February 7, 2022
Cow-calf production is one of the most geographically dispersed agricultural sectors in the U.S. Yet in the past couple of years, just six states — Texas, Oklahoma, Kansas, Nebraska, South Dakota and North Dakota — have had an oversized impact on changes to the national beef cow herd.
These states, aligned from Mexico to Canada, not only contain just over 40% of U.S. beef cows, but they also serve as an important gauge for how far east the drought conditions of the past 18 months have progressed.
In the 2021 USDA Cattle Report, these six states posted a small, combined increase in beef cow numbers, even as the national herd fell by nearly half a million head. At the time, there was speculation that cows in states farther west had found greener pastures in areas where moisture conditions remained closer to historical levels. But as drought conditions continued to slowly progress eastward throughout 2021, these six states lost 480,000 beef cows, accounting for two-thirds of the total national decline.
The U.S. is now into its third year of a smaller beef cow herd, and it will take both improved economics and better pasture conditions to generate a turnaround.
Future beef profits
The past two cattle inventory cycles both featured eight consecutive years of a declining herd before numbers began to rebound. The ending and turnaround years of those cycles (2004-05 and 2014-15) both produced what was at the time record-high cow-calf profitability.
While there are certainly many factors other than national beef cow numbers that affect the financial conditions of cow-calf producers, and while there is no reason to believe that the liquidation phase of this cattle cycle will also span exactly eight years, there remains a high degree of confidence that the average operation will see improving profitability into the medium term.
Even though the profitability outlook in general remains very bright, short-term factors in any given year could overshadow the big picture for a time.
For instance, 2021 ended with a 2.8% increase in beef production, even though the year began with cattle-on-feed numbers nearly unchanged as available cattle were placed into feedlots at a higher rate than normal, in large part because of deteriorating pasture conditions. There can also be unexpected developments that affect beef demand, both domestically and in important U.S. export markets.
Weather affects herd size
Precipitation totals and pasture conditions will be important to watch as we move through 2022, particularly in the six states noted above.
Texas, Oklahoma and Kansas, for instance, experienced a below historical average prevalence of moderate drought or worse for 2021, but all three of those states have begun 2022 with far worse conditions. As these three states comprise more than a quarter of the national herd, moisture developments in that region will play a large role in the length and extent of the current herd liquidation phase.
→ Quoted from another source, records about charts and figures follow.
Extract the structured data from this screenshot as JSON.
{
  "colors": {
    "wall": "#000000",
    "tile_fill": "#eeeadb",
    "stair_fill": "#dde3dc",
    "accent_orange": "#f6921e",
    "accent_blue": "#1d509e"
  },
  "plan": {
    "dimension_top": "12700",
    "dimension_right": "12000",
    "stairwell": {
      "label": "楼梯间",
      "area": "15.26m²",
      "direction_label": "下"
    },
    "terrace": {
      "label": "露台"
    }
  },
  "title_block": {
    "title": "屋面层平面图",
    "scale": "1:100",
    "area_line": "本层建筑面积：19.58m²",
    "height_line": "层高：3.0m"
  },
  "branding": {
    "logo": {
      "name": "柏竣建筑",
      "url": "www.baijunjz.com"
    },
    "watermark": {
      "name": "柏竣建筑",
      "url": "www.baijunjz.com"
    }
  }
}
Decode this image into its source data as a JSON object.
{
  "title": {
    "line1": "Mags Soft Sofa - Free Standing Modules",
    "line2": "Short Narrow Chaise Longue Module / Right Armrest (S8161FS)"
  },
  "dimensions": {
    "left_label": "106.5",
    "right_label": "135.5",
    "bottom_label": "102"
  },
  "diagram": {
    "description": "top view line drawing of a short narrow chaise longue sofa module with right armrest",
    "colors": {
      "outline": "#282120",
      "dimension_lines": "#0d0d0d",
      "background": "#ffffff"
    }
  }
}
So even as the outlook for cow-calf producers generally remains bright for the next few years, there could be shorter periods of higher-than-expected supply or unanticipated demand setbacks.
Producers should take advantage of likely more profitable times in the years ahead to get their operations in better financial shape. The use of risk management tools to lock in profitable returns may play a key role given other uncertainties in the marketplace.
Brown is a livestock economist with the University of Missouri. He grew up on a diversified farm in northwest Missouri.